Sachez par ailleurs que les médias d’Etat héritent là-bas d’un deuxième nom « Voice of China » qui dit tout de leur nouvelle mission. Puisque la référence est le service de radiodiffusion créé par les Etats-Unis en pleine guerre mondiale. Après la « voix de l’Amérique », voici donc la « voix de la Chine ». 

La télé, CCTV, dispose déjà de 70 bureaux dans le monde et propose de l’info dans 60 langues. Mais c’est encore beaucoup d’écrit sur Internet. Le job des 14 000 salariés de  « Voice of China » sera donc d’irriguer de sons et de vidéos la planète entière. Et ça en dit long. Long sur cette nouvelle guerre de l’information. Bataille qui se mène sans char, ni canon et qui consiste à renforcer l’influence d’un pays en martelant son discours partout dans le monde.
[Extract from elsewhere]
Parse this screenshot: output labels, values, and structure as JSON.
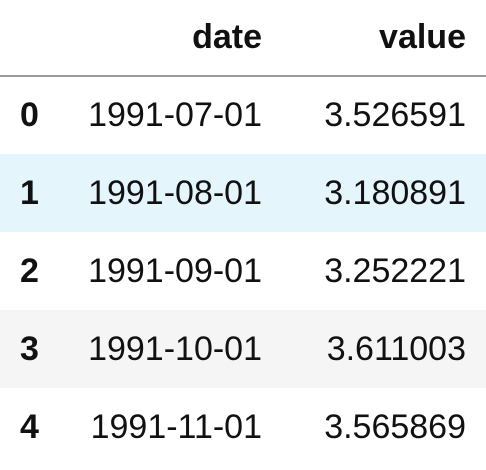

Et ça ne se passe pas seulement sur Facebook. Toutefois, nous, Français, semblons sous-estimer gravement l’enjeu. 

La BBC, que nos politiques brandissent en exemple, dispose d’un budget deux fois supérieur au nôtre pour émettre vers l’étranger et se déploie actuellement dans 11 nouvelles langues. Pendant ce temps, le gouvernement demande des économies à la chaîne France 24 et à la radio Radio France.. A l’heure où il est plus crucial, plus stratégique que jamais de se faire entendre. Allez comprendre.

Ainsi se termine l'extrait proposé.